Menu

ncap top-level loop re-design

Developers
2005-03-30
2013-10-17
  • Charlie Zender

    Charlie Zender - 2005-03-30

    Hi All,

    Henry and I are thinking about re-designing the high level structure
    of ncap so that it (once again) does two passes through the parser.
    Here's what we're currently thinking:

    The remaining benchmark sluggishness at start appears to be caused by the ncap-specific
    behavior of opening+closing the output file to define each variable.
    Because adding variables can incur a complete file re-write, this
    penalty kills ncap performance on scripts which define many variables.
    One solution is to make two passes through the script:
    Pass 1 collects the metadata and does some dependency analysis.
    The metadata must be sufficient to define each output variable.
    Thus the type, size, and order of dimensions must be determined.
    At the end of pass one, ncap defines all variables where the
    dependency analysis showed that all the information needed was
    available during pass 1.

    Pass 2 evaluates the statements and populates all variables.
    Some variables, such as string variables, might need to be defined
    and populated both in pass 2 in exceptional cases.
    LHS-defined attributes pose a special challenge because they
    are metadata, yet their length or values may be unknown until
    evaluation. However it would be simple to accumulate a list
    of aed structures during pass 2 and to process them all at once
    at the end of the pass.

    For proof of concept, pass 1 could define only LHS-casted variables
    since determining their metadata is trivial (it's all in the LHS
    cast expression and needs no RHS evaluation).
    Determining the rank and dimension ordering of a general RHS
    expression is not-trivial but not impossible either.
    Nevertheless it's probably wiser to start with defining only
    the simplest variables during pass 1.
    This will, by the way, have the advantage of speeding the benchmark
    building script which is virtually _all_ LHS-casting.
    This is a good opportunity for others to comment on this ncap
    top-level loop re-design.

    Thanks,
    Charlie

     
    • Charlie Zender

      Charlie Zender - 2005-04-18

      Hi Henry,

      What is the memory cost of this algorithm?
      Does it allocate all the RAM to hold the variables in the first pass?
      Or does it just allocate space for metadata in the first pass?

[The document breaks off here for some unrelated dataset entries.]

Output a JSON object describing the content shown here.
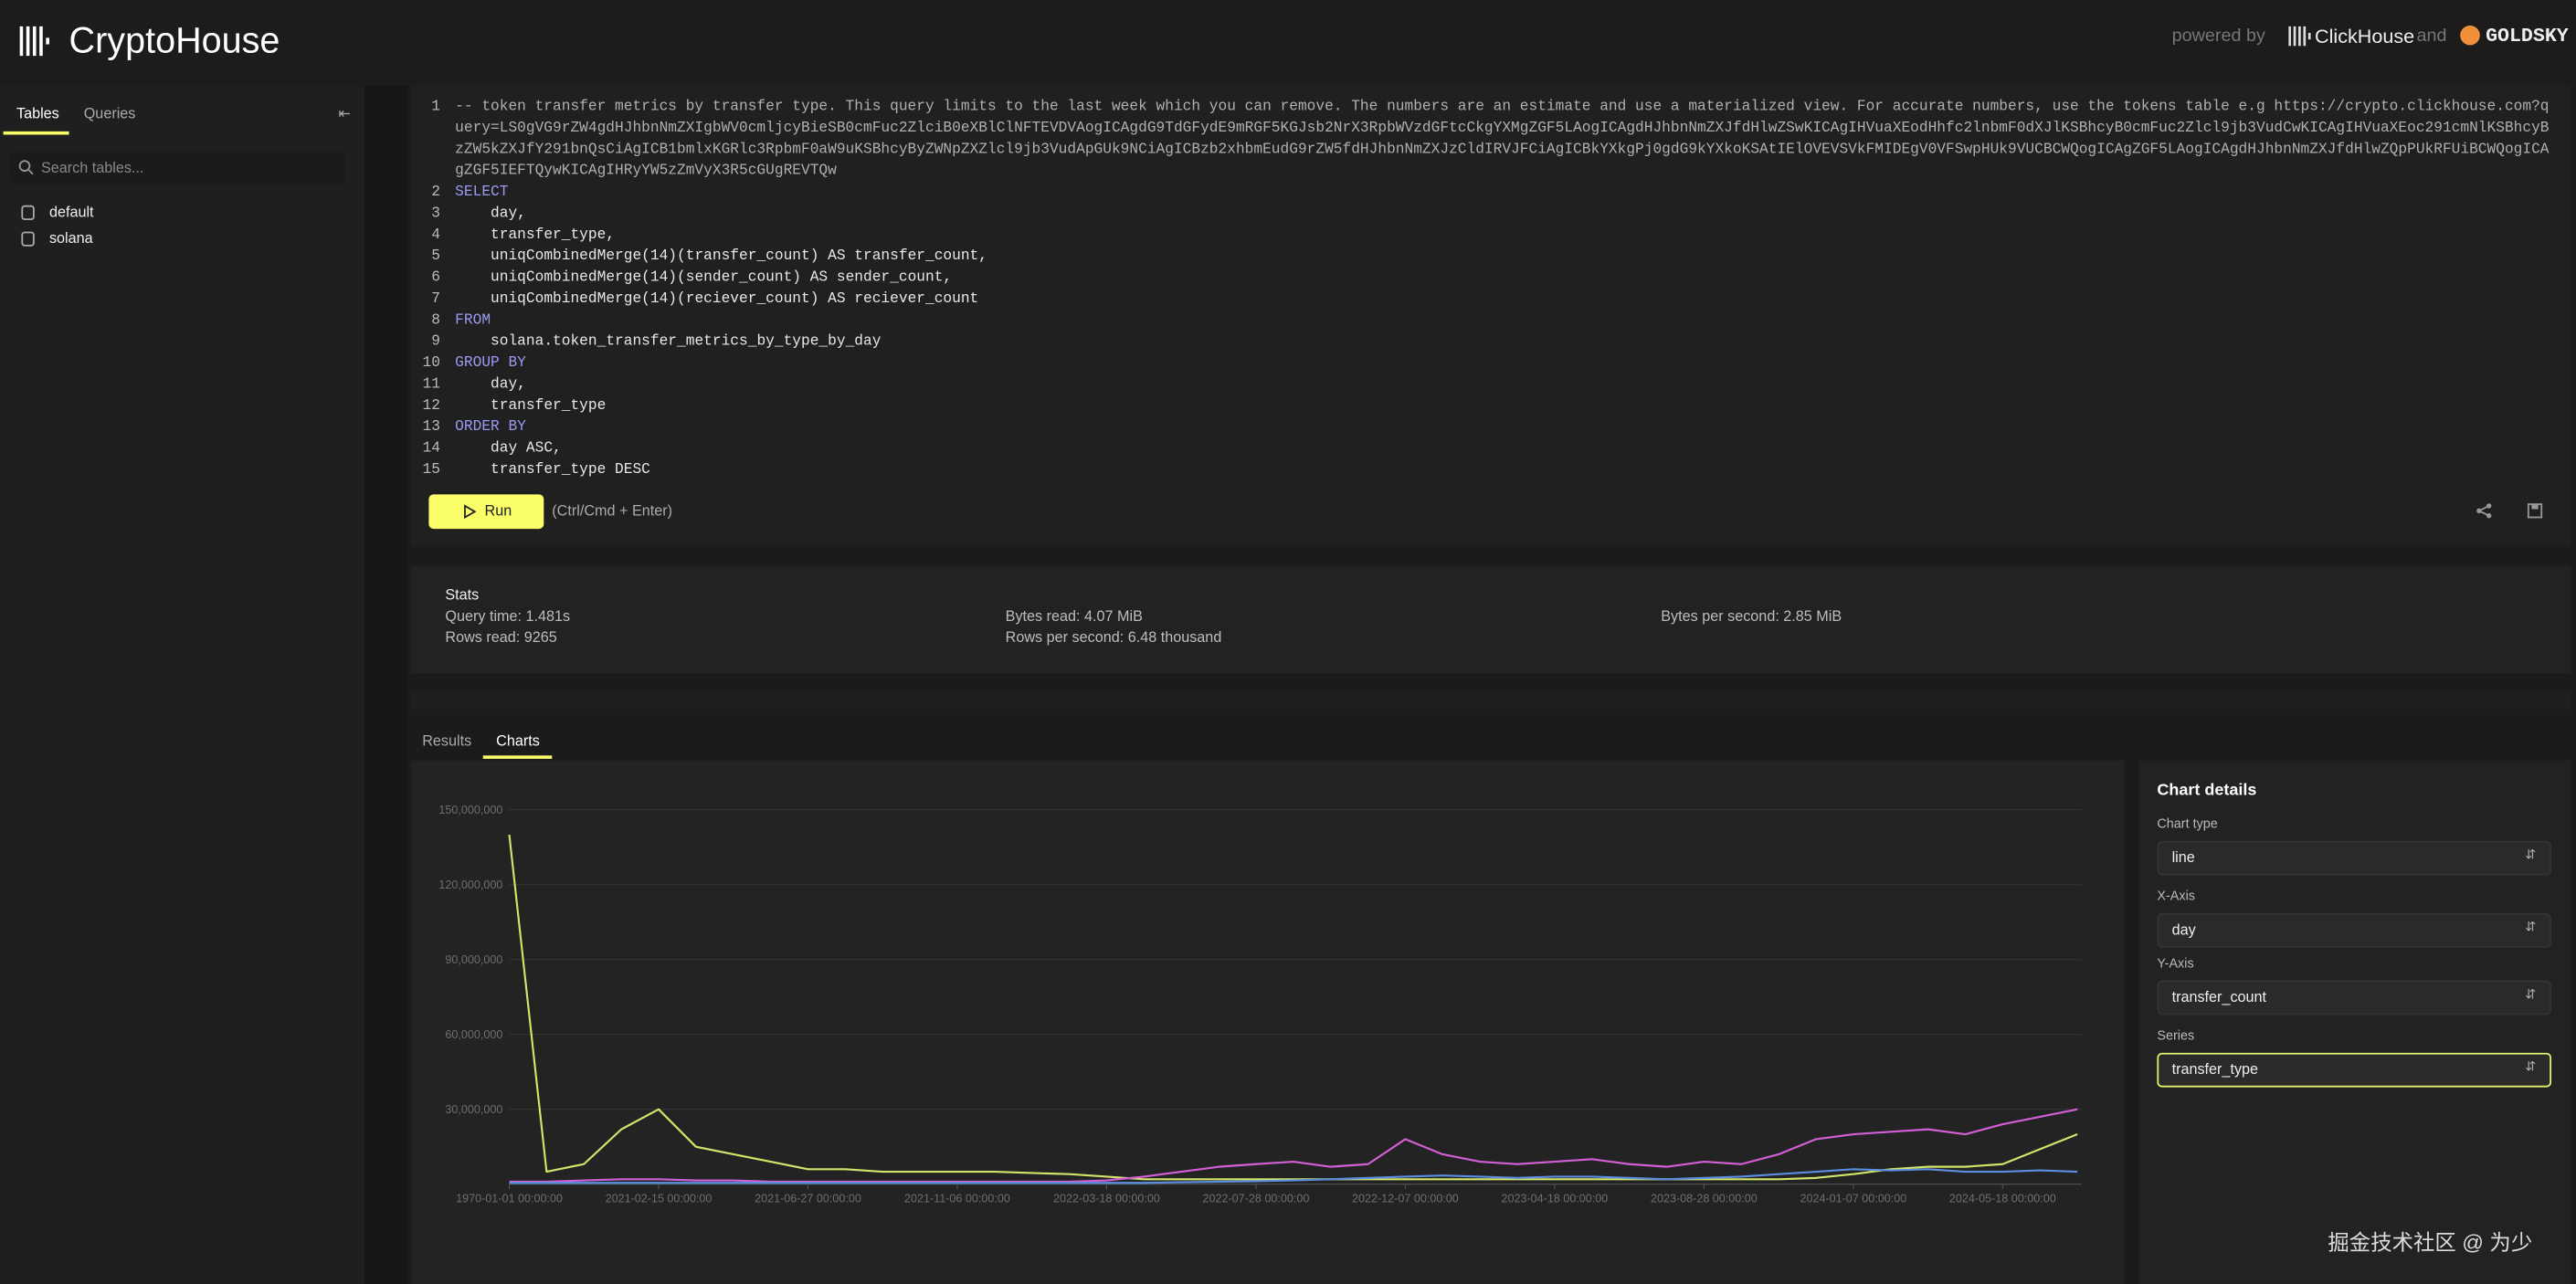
{
  "header": {
    "brand": "CryptoHouse",
    "powered": "powered by",
    "partner1": "ClickHouse",
    "and": "and",
    "partner2": "GOLDSKY"
  },
  "sidebar": {
    "tabs": [
      "Tables",
      "Queries"
    ],
    "search_placeholder": "Search tables...",
    "tables": [
      "default",
      "solana"
    ]
  },
  "editor": {
    "lines": [
      {
        "n": 1,
        "text": "-- token transfer metrics by transfer type. This query limits to the last week which you can remove. The numbers are an estimate and use a materialized view. For accurate numbers, use the tokens table e.g https://crypto.clickhouse.com?query=LS0gVG9rZW4gdHJhbnNmZXIgbWV0cmljcyBieSB0cmFuc2ZlciB0eXBlClNFTEVDVAogICAgdG9TdGFydE9mRGF5KGJsb2NrX3RpbWVzdGFtcCkgYXMgZGF5LAogICAgdHJhbnNmZXJfdHlwZSwKICAgIHVuaXEodHhfc2lnbmF0dXJlKSBhcyB0cmFuc2Zlcl9jb3VudCwKICAgIHVuaXEoc291cmNlKSBhcyBzZW5kZXJfY291bnQsCiAgICB1bmlxKGRlc3RpbmF0aW9uKSBhcyByZWNpZXZlcl9jb3VudApGUk9NCiAgICBzb2xhbmEudG9rZW5fdHJhbnNmZXJzCldIRVJFCiAgICBkYXkgPj0gdG9kYXkoKSAtIElOVEVSVkFMIDEgV0VFSwpHUk9VUCBCWQogICAgZGF5LAogICAgdHJhbnNmZXJfdHlwZQpPUkRFUiBCWQogICAgZGF5IEFTQywKICAgIHRyYW5zZmVyX3R5cGUgREVTQw",
        "kind": "comment"
      },
      {
        "n": 2,
        "text": "SELECT",
        "kind": "keyword"
      },
      {
        "n": 3,
        "text": "    day,",
        "kind": "code"
      },
      {
        "n": 4,
        "text": "    transfer_type,",
        "kind": "code"
      },
      {
        "n": 5,
        "text": "    uniqCombinedMerge(14)(transfer_count) AS transfer_count,",
        "kind": "code"
      },
      {
        "n": 6,
        "text": "    uniqCombinedMerge(14)(sender_count) AS sender_count,",
        "kind": "code"
      },
      {
        "n": 7,
        "text": "    uniqCombinedMerge(14)(reciever_count) AS reciever_count",
        "kind": "code"
      },
      {
        "n": 8,
        "text": "FROM",
        "kind": "keyword"
      },
      {
        "n": 9,
        "text": "    solana.token_transfer_metrics_by_type_by_day",
        "kind": "code"
      },
      {
        "n": 10,
        "text": "GROUP BY",
        "kind": "keyword"
      },
      {
        "n": 11,
        "text": "    day,",
        "kind": "code"
      },
      {
        "n": 12,
        "text": "    transfer_type",
        "kind": "code"
      },
      {
        "n": 13,
        "text": "ORDER BY",
        "kind": "keyword"
      },
      {
        "n": 14,
        "text": "    day ASC,",
        "kind": "code"
      },
      {
        "n": 15,
        "text": "    transfer_type DESC",
        "kind": "code"
      }
    ],
    "run": "Run",
    "hint": "(Ctrl/Cmd + Enter)"
  },
  "stats": {
    "title": "Stats",
    "items": [
      "Query time: 1.481s",
      "Rows read: 9265",
      "Bytes read: 4.07 MiB",
      "Rows per second: 6.48 thousand",
      "Bytes per second: 2.85 MiB"
    ]
  },
  "result_tabs": [
    "Results",
    "Charts"
  ],
  "chart_data": {
    "type": "line",
    "categories": [
      "1970-01-01 00:00:00",
      null,
      null,
      null,
      "2021-02-15 00:00:00",
      null,
      null,
      null,
      "2021-06-27 00:00:00",
      null,
      null,
      null,
      "2021-11-06 00:00:00",
      null,
      null,
      null,
      "2022-03-18 00:00:00",
      null,
      null,
      null,
      "2022-07-28 00:00:00",
      null,
      null,
      null,
      "2022-12-07 00:00:00",
      null,
      null,
      null,
      "2023-04-18 00:00:00",
      null,
      null,
      null,
      "2023-08-28 00:00:00",
      null,
      null,
      null,
      "2024-01-07 00:00:00",
      null,
      null,
      null,
      "2024-05-18 00:00:00",
      null,
      null
    ],
    "ylim": [
      0,
      150000000
    ],
    "yticks": [
      {
        "value": 30000000,
        "label": "30,000,000"
      },
      {
        "value": 60000000,
        "label": "60,000,000"
      },
      {
        "value": 90000000,
        "label": "90,000,000"
      },
      {
        "value": 120000000,
        "label": "120,000,000"
      },
      {
        "value": 150000000,
        "label": "150,000,000"
      }
    ],
    "grid": true,
    "series": [
      {
        "color": "#d4e46a",
        "values": [
          140000000,
          5000000,
          8000000,
          22000000,
          30000000,
          15000000,
          12000000,
          9000000,
          6000000,
          6000000,
          5000000,
          5000000,
          5000000,
          5000000,
          4500000,
          4000000,
          3000000,
          2000000,
          2000000,
          2000000,
          2000000,
          2000000,
          2000000,
          2000000,
          2000000,
          2000000,
          2000000,
          2000000,
          2000000,
          2000000,
          2000000,
          2000000,
          2000000,
          2000000,
          2000000,
          2500000,
          4000000,
          6000000,
          7000000,
          7000000,
          8000000,
          14000000,
          20000000
        ]
      },
      {
        "color": "#d35fd6",
        "values": [
          1000000,
          1000000,
          1500000,
          2000000,
          2000000,
          1500000,
          1500000,
          1000000,
          1000000,
          1000000,
          1000000,
          1000000,
          1000000,
          1000000,
          1000000,
          1000000,
          1500000,
          3000000,
          5000000,
          7000000,
          8000000,
          9000000,
          7000000,
          8000000,
          18000000,
          12000000,
          9000000,
          8000000,
          9000000,
          10000000,
          8000000,
          7000000,
          9000000,
          8000000,
          12000000,
          18000000,
          20000000,
          21000000,
          22000000,
          20000000,
          24000000,
          27000000,
          30000000
        ]
      },
      {
        "color": "#5b8ee0",
        "values": [
          500000,
          500000,
          500000,
          500000,
          500000,
          500000,
          500000,
          500000,
          500000,
          500000,
          500000,
          500000,
          500000,
          500000,
          500000,
          500000,
          500000,
          500000,
          800000,
          1000000,
          1200000,
          1500000,
          2000000,
          2500000,
          3000000,
          3500000,
          3000000,
          2500000,
          3000000,
          3000000,
          2500000,
          2000000,
          2500000,
          3000000,
          4000000,
          5000000,
          6000000,
          5500000,
          6000000,
          5000000,
          5000000,
          5500000,
          5000000
        ]
      }
    ]
  },
  "details": {
    "title": "Chart details",
    "fields": [
      {
        "label": "Chart type",
        "value": "line"
      },
      {
        "label": "X-Axis",
        "value": "day"
      },
      {
        "label": "Y-Axis",
        "value": "transfer_count"
      },
      {
        "label": "Series",
        "value": "transfer_type"
      }
    ]
  },
  "watermark": "掘金技术社区 @ 为少"
}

      > What I've done to optimize ncap is to parse the
      > script twice.  In the first parse variables are "wrtten to memory"
      > rather than to disk. After this the list of variables are defined in
      > the output.  In the second parse these variables are populated with
      > real variables. To realize this - means in practice wrting code around
      > ncap_var_init() and ncap_var_write(). Im so close to completion it
      > hurts -- I just need to solve some memory problems -- ncap.in almost
      > runs

      > The advantages of my approach is that if/when we add dimension
      > altering functions the code will still be able to calcuate of the
      > dims/size of the final vars. One problem is double the memory leakage

      > ( this is different from the old code where the script was scanned
      > once then parsed once)

      I'm particularly interested in how memory usage scales.
      The file creation part of the benchmarking script, for example,
      uses LHS casting to create ipcc_T85 files of size ~ 1 GB.
      Does your algorithm require 1 GB RAM (or twice that or whatever)
      to run this script because it holds buffers for all the variables
      in memory?

      Thanks,
      Charlie

       
    • Nobody/Anonymous

      Hi Charlie,
      On the first pass only the variable metadata is saved.
      If this newly defined variable is required later in the first pass then it is populated with nulls ( use calloc) and after use the memory freed.

      After the first pass, the variables in the list (additional variables in prs_arg) are defined in output. On the second pass these variables are then populated. The advantage of my system is that almost all LHS vars can be defined , even if we introduce dimension altering fumctions. if/then stucture will requrie some tinkering but should be possible.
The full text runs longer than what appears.